Al Bambino Gesù abbiamo creato un centro di cure palliative, il maggiore d’Italia, per rispondere a una nuova povertà: i bambini che non possono essere guariti hanno il diritto di essere curati. Con lo stesso spirito sta partendo la costruzione di una struttura per i disturbi alimentari, i più diffusi dei quali sono anoressie e bulimie. Questo è il messaggio di papa Francesco. Avverto una passione sofferente quando vedo che molto di questo spirito si sta perdendo.

La sanità in Italia attraversa il momento forse più delicato dal dopoguerra. E i medici sono diventati merce rara. Come si corre ai ripari?

Per formare un medico servono 10 anni.
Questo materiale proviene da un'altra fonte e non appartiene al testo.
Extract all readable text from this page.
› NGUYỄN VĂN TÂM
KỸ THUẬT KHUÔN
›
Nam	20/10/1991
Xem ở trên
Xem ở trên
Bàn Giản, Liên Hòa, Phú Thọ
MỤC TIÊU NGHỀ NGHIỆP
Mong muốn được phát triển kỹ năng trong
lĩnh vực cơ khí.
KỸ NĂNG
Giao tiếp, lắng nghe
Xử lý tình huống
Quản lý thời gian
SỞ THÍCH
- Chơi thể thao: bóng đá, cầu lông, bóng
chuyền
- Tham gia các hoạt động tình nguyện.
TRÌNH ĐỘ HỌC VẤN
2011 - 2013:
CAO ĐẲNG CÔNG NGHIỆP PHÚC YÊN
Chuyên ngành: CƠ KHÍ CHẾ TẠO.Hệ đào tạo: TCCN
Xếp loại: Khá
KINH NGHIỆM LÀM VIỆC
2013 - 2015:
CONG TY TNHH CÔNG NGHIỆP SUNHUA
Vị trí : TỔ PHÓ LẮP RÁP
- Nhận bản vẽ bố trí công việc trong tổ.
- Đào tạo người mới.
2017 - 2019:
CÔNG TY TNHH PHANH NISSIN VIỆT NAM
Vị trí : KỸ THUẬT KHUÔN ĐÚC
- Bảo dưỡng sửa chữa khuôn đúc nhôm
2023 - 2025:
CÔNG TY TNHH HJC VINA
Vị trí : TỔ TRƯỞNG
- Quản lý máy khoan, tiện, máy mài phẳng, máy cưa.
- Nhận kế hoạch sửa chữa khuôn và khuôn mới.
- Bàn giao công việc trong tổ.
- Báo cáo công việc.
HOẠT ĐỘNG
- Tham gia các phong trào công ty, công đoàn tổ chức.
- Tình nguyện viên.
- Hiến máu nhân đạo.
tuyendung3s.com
Al momento bisognerà puntare sugli specializzandi degli ultimi anni e su quelli di provenienza estera. Il Servizio sanitario nazionale non va toccato, è un valore peculiare che l'Italia non può perdere, ma è arrivato il momento, a più di 40 anni dall’istituzione, di revisionarlo. L’invecchiamento della popolazione e la cronicità delle malattie lo stanno rendendo inefficiente. Facciamo in modo che pubblico e privato collaborino e lavorino di più insieme. Non può il pubblico occuparsi solo delle prestazioni più costose e il privato solo di quelle più remunerate. Bisogna trovare una sintonia, valorizzando i privati non profit, come il Bambino Gesù o il Valduce, consentendo loro reinvestimenti in innovazione, personale, ricerca.
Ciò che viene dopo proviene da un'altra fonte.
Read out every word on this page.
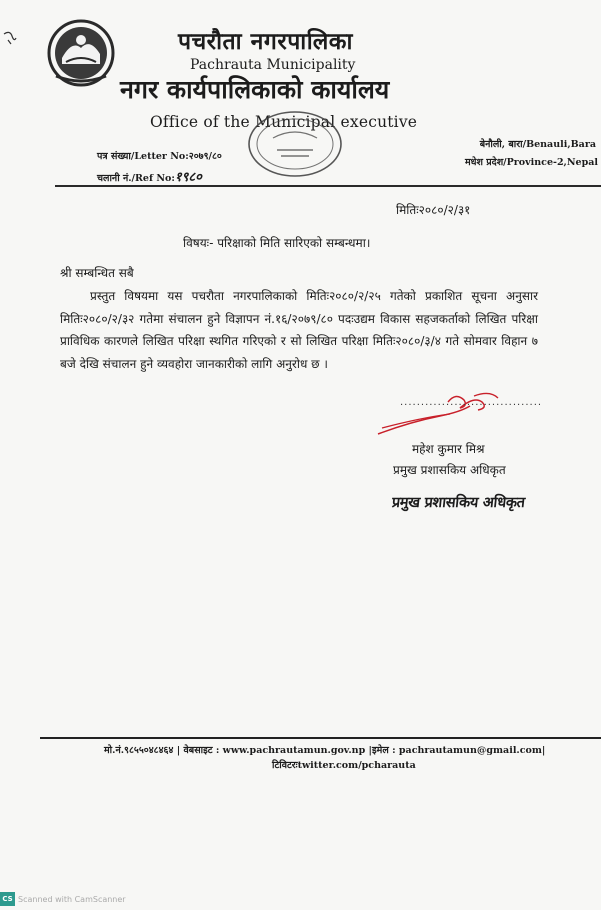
पचरौता नगरपालिका
Pachrauta Municipality
नगर कार्यपालिकाको कार्यालय
Office of the Municipal executive
पत्र संख्या/Letter No:२०७९/८०
चलानी नं./Ref No:१९८०
बेनौली, बारा/Benauli,Bara
मधेश प्रदेश/Province-2,Nepal
मितिः२०८०/२/३१
विषयः- परिक्षाको मिति सारिएको सम्बन्धमा।
श्री सम्बन्धित सबै
प्रस्तुत विषयमा यस पचरौता नगरपालिकाको मितिः२०८०/२/२५ गतेको प्रकाशित सूचना अनुसार मितिः२०८०/२/३२ गतेमा संचालन हुने विज्ञापन नं.१६/२०७९/८० पदःउद्यम विकास सहजकर्ताको लिखित परिक्षा प्राविधिक कारणले लिखित परिक्षा स्थगित गरिएको र सो लिखित परिक्षा मितिः२०८०/३/४ गते सोमवार विहान ७ बजे देखि संचालन हुने व्यवहोरा जानकारीको लागि अनुरोध छ ।
..................................
महेश कुमार मिश्र
प्रमुख प्रशासकिय अधिकृत
प्रमुख प्रशासकिय अधिकृत
मो.नं.९८५५०४८४६४ | वेबसाइट : www.pachrautamun.gov.np |इमेल : pachrautamun@gmail.com|
टिविटरःtwitter.com/pcharauta
CS Scanned with CamScanner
L’autonomia è un’opportunità o un rischio?

Ahimè, io la vedo più come un rischio.

Nel suo mandato lei ha considerato prioritari tanto la ricerca quanto la rete che il Bambino Gesù ha saputo costruito all’estero, specie nei Paesi più poveri: sarà così anche in futuro?

Sì, l’ospedale ha ampliato sempre più la sua ricerca: si tratta di seguirla, coltivarla, non bloccarla mai, stipulando nuovi accordi internazionali perché la ricerca ha bisogno di dialogo costante con il mondo. Nello stesso tempo abbiamo cercato di portare il nostro sapere, come dono, a tutti coloro che non ce l’hanno: vale per i Paesi più poveri, nel campo della formazione, ma anche per molte nazioni evolute che però, su certe materie, hanno ancora bisogno di crescere.

Si può dire la stessa cosa anche per alcune aree italiane?

Sì, ma le citerò un esempio positivo. È il caso della Calabria. Vogliamo evitare ai bambini di sottoporsi a faticosi spostamenti da noi, a Roma, per prestazioni di media e bassa intensità. Facevamo 10.000 visite all’anno a pazienti calabresi. Con la Regione, e con le strutture sanitarie locali, abbiamo fatto un accordo che consente ai nostri medici di andare in Calabria e lavorare assieme ai loro colleghi calabresi. Per noi è uno sforzo importante. Ora il nostro ospedale chiama le famiglie calabresi e fissa l’appuntamento, che una volta si teneva a Roma, direttamente in Calabria, con lo stesso specialista. I cittadini sono sollevati e fiduciosi. Questa è una collaborazione virtuosa tra pubblico e privato.

Come vede il “suo” ospedale negli anni futuri?

“Suo”? No, l’ospedale non è mio. Per me lasciarlo è una sofferenza perché l’ho amato come si fa con un figlio ma il figlio non è una proprietà... Il futuro? Continuerà a crescere e avrà sempre davanti la sua missione. “Rendere il Bambino Gesù sostenibile per consentirgli di compiere la sua missione” è stato il mio motto. Guardi, Turchia e Siria sono sconvolte dal terremoto. Se ci inviassero bambini e ragazzi, saremmo pronti ad occuparci di loro. Ecco cosa intendo per missione. Mi creda: si chiude per me un periodo bellissimo e una straordinaria avventura al timone di un ospedale speciale, una grande opera di carità della Chiesa nella sua universalità.